Halloween komt oorspronkelijk uit Ierland en Schotland. Het is een samensmelting van twee Keltische feesten: Samhain, het feest van het einde van de zomer, en All Hallows’ Eve, de avond voor Allerheiligen.
Samhain werd gevierd op 31 oktober, de dag waarop de Kelten geloofden dat de grens tussen de levende en de dode wereld openstond.

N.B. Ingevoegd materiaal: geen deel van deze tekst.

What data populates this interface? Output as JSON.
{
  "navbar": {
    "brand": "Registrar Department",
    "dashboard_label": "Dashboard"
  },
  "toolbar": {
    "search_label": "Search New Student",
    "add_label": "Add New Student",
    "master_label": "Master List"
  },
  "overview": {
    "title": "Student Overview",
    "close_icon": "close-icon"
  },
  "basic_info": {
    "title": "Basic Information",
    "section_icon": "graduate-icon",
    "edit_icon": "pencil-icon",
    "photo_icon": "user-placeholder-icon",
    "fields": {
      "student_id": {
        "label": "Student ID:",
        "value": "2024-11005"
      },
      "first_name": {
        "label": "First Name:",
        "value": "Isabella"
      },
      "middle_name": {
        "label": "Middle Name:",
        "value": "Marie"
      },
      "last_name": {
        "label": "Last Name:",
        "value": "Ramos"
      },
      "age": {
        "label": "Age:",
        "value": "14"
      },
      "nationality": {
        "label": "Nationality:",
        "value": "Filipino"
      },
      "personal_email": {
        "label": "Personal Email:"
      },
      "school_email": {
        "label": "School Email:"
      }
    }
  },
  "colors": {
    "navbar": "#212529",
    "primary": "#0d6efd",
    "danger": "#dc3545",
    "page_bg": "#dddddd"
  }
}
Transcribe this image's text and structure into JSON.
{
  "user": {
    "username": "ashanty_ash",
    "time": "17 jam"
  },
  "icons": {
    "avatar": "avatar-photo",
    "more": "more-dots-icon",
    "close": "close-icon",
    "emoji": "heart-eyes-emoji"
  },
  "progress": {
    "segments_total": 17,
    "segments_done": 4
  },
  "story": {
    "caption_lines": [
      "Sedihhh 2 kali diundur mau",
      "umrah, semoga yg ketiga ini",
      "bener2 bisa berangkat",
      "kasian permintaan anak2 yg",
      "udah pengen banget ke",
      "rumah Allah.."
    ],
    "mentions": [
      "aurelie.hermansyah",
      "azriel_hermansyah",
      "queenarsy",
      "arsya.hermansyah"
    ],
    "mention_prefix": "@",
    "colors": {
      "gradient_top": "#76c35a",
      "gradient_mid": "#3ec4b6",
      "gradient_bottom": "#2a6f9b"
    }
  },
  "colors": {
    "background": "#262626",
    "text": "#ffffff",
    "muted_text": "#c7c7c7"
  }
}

Op deze dag offerden ze voedsel en dranken aan hun voorouders, en trokken ze door de dorpen om hun huizen te beschermen tegen boze geesten.
All Hallows’ Eve was een christelijk feest dat werd gevierd op 1 november. Op deze dag herdachten christenen de heiligen en martelaren.
In de 19e eeuw werd Halloween naar Amerika gebracht door Ierse en Schotse immigranten. In Amerika werd het feest steeds populairder, en er werden nieuwe tradities aan toegevoegd, zoals verkleden, snoepgoed verzamelen en pompoenen uithollen.
Tegenwoordig wordt Halloween over de hele wereld gevierd. Het is een feest van griezelen, maar ook van plezier en gezelligheid.
Hier zijn enkele van de belangrijkste tradities van Halloween:
- Verkleden: Kinderen verkleden zich vaak als monsters, heksen of andere griezelige figuren. Ze gaan dan langs de deuren om snoepgoed te verzamelen.
- Pompoenen uithollen: Pompoenen worden uitgehold en versierd met gezichten. Deze pompoenen worden dan ‘Jack-o’-lanterns’ genoemd.
- Snoepgoed verzamelen: Kinderen gaan langs de deuren om snoepgoed te verzamelen. Ze zeggen dan “trick or treat”.
- Vuurwerk: Er wordt vaak vuurwerk afgestoken op Halloween.
- Grijzelfilms kijken: Mensen kijken vaak griezelfilms op Halloween.
Halloween is een feest dat mensen van alle leeftijden aanspreekt. Het is een tijd om plezier te maken, te griezelen en herinneringen te maken.